Recebido à porta principal pelo digno gerente, o incansável José Augusto Cezar Ferraz, Dr. Daniel Campos, médico gratuito dos operários, Eugênio David, diretor técnico e acionista Dr. Thomaz Cruz e o coronel Simão Telles de Menezes, S. A. entrou por entre alas dos operários da obra externas e de grande número de pessoas presentes.

Thomaz Cruz ( 1852-1819) Foto Reprodução Dissertação de Mestrado Maria Lúcia Cruz

Logo à entrada, dirigiu-lhe a palavra o Sr. Francisco José Alves, em nome dos libertados pela áurea lei de 13 de Maio do ano que findou.

Entrando na casa das máquinas, S. A. examinou uma por uma todas as suas oficinas e mais dependência, indagando quanto tempo tinha a fábrica de serviço, quantos teares dispunha para o trabalho, número de pessoas que empregava em seus diferentes misteres. Louvou a boa ordem que observava e admirou a quantidade da produção diária.
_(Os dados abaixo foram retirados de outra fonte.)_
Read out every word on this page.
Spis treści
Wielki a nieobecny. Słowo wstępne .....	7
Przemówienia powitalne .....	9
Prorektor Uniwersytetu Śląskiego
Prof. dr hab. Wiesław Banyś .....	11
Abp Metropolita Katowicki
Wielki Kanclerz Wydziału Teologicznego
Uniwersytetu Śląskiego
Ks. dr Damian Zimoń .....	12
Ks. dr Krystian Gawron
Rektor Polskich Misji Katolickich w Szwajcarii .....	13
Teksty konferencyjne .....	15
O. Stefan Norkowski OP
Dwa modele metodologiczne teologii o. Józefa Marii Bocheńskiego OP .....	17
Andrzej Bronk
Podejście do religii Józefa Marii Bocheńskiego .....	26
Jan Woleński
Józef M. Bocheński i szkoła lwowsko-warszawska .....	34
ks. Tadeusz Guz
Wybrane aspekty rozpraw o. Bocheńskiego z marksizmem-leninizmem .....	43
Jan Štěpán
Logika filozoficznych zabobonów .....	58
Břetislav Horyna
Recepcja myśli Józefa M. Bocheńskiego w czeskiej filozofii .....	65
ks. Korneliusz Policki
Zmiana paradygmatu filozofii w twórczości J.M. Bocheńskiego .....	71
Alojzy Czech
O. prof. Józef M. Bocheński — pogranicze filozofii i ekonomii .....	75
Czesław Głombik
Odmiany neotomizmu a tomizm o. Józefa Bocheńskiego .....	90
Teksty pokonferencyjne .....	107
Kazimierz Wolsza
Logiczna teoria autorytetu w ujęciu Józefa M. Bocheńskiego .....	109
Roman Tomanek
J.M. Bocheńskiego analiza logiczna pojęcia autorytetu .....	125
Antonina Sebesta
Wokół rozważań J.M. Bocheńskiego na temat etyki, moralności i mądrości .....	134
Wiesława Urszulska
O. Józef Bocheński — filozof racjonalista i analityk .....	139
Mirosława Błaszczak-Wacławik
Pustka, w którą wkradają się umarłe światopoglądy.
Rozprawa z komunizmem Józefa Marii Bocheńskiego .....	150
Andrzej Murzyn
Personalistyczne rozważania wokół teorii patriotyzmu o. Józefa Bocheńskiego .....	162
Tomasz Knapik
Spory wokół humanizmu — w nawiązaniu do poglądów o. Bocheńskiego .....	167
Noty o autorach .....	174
Ao chegar S. A. Imperial junto ao maquinário em que trabalhava a intelectual sergipana Amália de Siqueira, todo o movimento da fábrica cessou, como se por encanto, e, em nome de suas companheiras, dirigiu aquela operária – algumas palavras de felicitação ao seu Nobre Visitante.

Concluída a visita, descansou S. A. alguns minutos no gabinete do diretor técnico, onde se havia preparado um elegante Buffet.

Dignando-se de aceitar uma taça de champagne, S. A. foi brindado pelos Srs. José Augusto e Dr. Daniel Campos, e, por sua vez, saudou à prosperidade da Sergipe Industrial.

O mesmo Sr. José Augusto ofereceu em seguida a S. A. um rico álbum de amostras dos produtos da nossa fábrica de fiação e tecidos, como sinal de recordação da Imperial Visita. S. A. agradeceu com especial agrado o presente, pronunciando algumas palavras muito lisonjeiras para a digna direção daquele estabelecimento.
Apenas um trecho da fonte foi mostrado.